Besides acquiring new players, the current players most stay healthy. Last year, the Cardinals had a share of players that were affected by injury, but most notably pitching prospect, Alex Reyes, who missed almost all of last season due to Tommy John surgery.

“Any team in baseball would love to have a player like Reyes. Right now he’s struggling with control issues, but hopefully he can get that worked out, and if he can, we’ll have a great find on our hands,” said Mohler.

With all of these improvements, the Cardinals have managed to keep their general core of last year intact while adding new talent. The bats of Matt Carpenter and fan favorite, Yadier Molina, will provide consistency in the Cardinals lineup, and pitchers Miles Mikolas and Adam Wainwright will consume innings to allow other, more talented pitchers to rest. Most importantly, these guys will be keys to maintaining a healthy locker room with their veteran presence.

“Anybody that knows anything about sports knows that a good attitude in the locker room can help a team win.

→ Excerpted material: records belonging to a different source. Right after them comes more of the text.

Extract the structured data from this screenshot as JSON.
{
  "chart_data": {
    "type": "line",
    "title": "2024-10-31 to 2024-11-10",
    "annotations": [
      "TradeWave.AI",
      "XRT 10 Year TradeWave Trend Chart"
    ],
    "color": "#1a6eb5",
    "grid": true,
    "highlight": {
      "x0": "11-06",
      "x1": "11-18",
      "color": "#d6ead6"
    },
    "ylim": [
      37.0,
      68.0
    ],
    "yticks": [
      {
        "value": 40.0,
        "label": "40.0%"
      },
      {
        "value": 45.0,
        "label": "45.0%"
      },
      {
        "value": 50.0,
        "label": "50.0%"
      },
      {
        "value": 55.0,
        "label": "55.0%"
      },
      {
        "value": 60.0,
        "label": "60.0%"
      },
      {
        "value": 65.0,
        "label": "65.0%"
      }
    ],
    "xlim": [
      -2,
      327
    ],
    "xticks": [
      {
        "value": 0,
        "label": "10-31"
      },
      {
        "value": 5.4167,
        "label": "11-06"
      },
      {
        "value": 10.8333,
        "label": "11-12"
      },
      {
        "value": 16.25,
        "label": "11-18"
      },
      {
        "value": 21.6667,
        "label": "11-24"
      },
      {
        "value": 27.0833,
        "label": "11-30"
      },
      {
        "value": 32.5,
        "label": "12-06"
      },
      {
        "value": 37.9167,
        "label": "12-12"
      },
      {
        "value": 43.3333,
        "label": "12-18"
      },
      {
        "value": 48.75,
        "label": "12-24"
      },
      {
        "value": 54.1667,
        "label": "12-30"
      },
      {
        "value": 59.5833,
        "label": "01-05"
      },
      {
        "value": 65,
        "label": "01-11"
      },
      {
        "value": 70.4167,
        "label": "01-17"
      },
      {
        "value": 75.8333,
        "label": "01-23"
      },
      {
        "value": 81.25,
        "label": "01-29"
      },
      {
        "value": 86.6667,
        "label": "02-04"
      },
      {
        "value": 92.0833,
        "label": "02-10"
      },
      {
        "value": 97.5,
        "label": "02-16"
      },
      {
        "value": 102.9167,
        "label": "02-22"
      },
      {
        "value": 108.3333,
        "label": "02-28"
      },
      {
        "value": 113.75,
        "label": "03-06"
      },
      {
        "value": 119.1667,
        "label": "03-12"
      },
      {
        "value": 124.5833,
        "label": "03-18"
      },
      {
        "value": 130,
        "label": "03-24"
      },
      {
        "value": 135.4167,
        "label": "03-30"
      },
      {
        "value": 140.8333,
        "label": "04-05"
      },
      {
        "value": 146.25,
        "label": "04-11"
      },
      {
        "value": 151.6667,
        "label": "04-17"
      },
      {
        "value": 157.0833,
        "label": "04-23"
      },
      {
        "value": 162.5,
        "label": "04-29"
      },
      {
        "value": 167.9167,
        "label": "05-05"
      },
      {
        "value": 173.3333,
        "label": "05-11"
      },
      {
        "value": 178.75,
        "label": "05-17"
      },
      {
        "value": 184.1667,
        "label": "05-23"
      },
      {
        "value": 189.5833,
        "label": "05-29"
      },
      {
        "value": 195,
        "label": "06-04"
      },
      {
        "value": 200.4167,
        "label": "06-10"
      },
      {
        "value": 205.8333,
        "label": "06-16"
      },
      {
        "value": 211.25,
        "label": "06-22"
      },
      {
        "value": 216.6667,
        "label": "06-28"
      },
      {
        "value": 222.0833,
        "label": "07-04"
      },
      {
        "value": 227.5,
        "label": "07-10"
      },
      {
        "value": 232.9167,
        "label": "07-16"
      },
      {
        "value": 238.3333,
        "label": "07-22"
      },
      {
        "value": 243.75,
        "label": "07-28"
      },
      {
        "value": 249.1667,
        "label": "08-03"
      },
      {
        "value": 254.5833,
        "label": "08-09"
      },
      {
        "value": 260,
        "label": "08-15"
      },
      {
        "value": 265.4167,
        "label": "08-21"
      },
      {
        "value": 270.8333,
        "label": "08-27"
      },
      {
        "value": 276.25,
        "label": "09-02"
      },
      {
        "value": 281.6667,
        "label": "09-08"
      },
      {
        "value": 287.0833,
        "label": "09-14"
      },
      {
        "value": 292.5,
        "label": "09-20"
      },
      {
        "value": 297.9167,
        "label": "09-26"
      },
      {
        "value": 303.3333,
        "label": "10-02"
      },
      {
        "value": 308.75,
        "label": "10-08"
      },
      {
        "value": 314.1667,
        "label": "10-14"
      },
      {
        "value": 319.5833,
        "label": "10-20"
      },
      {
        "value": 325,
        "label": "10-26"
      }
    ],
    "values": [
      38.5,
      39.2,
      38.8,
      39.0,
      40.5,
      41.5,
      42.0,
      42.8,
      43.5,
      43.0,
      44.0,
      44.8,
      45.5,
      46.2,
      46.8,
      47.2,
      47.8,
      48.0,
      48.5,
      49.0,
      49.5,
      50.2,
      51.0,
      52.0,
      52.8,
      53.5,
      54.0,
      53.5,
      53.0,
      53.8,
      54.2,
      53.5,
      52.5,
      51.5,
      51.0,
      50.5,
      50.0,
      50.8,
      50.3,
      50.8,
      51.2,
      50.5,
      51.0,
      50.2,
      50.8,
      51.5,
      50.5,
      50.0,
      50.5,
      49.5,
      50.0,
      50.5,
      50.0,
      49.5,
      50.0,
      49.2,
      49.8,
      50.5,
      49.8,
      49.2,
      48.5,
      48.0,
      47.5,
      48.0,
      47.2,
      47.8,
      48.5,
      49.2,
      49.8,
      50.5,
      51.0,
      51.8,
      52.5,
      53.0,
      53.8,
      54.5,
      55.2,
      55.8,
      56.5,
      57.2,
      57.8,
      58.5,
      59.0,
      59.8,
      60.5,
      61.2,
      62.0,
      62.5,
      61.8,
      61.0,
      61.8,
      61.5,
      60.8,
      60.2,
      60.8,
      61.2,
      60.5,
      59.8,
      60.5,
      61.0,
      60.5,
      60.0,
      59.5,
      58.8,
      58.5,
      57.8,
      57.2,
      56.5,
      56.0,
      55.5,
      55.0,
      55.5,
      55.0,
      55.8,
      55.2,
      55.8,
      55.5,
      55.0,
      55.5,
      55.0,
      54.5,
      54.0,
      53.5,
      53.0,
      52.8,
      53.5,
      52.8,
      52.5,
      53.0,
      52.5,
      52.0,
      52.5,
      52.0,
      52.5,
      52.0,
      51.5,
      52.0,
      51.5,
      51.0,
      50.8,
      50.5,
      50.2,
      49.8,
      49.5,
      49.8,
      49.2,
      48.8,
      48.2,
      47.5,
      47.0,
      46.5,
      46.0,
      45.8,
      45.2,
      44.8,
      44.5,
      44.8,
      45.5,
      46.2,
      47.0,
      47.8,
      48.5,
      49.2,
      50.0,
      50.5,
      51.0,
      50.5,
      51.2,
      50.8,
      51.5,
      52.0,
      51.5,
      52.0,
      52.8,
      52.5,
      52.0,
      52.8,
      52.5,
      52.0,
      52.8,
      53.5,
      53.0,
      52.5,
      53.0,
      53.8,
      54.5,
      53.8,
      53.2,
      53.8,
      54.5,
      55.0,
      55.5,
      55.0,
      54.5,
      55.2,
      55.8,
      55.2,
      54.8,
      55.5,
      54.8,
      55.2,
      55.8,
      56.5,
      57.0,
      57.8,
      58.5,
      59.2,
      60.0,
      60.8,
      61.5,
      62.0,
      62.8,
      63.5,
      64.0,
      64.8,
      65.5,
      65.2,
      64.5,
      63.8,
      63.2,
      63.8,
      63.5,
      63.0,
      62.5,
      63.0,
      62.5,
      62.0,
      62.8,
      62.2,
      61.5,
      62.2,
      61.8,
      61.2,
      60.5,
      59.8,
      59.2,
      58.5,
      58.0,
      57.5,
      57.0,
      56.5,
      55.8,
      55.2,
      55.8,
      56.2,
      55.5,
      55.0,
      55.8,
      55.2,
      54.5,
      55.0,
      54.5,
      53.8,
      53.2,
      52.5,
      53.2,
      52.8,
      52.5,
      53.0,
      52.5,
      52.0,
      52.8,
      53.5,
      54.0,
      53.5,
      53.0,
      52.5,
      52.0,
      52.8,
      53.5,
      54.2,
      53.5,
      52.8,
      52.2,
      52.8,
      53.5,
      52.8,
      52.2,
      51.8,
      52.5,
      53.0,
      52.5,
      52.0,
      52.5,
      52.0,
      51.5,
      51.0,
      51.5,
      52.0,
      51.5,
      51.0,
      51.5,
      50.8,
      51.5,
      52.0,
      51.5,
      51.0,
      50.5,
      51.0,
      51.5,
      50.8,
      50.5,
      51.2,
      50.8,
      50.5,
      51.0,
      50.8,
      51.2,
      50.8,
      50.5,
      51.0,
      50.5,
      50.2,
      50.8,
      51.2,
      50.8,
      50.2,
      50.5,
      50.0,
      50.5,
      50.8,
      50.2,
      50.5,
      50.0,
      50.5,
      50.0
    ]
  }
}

It’s often overlooked, but it’s an important part of sports,” said Sentnor.

With all of the ingredients now in place for a great team, the sports community is extremely excited for this Cardinals season.

“With all of the new additions, I’m more excited than I usually am to go to Busch Stadium this year,” said Sentnor.

The countless combination of things going well for the Cardinals could equate to them making the playoffs, and if they get lucky enough, the may have the means needed to win it all.

“Overall, they have a good lineup. I think that if they do some things right, they can win it all,” said Reeder.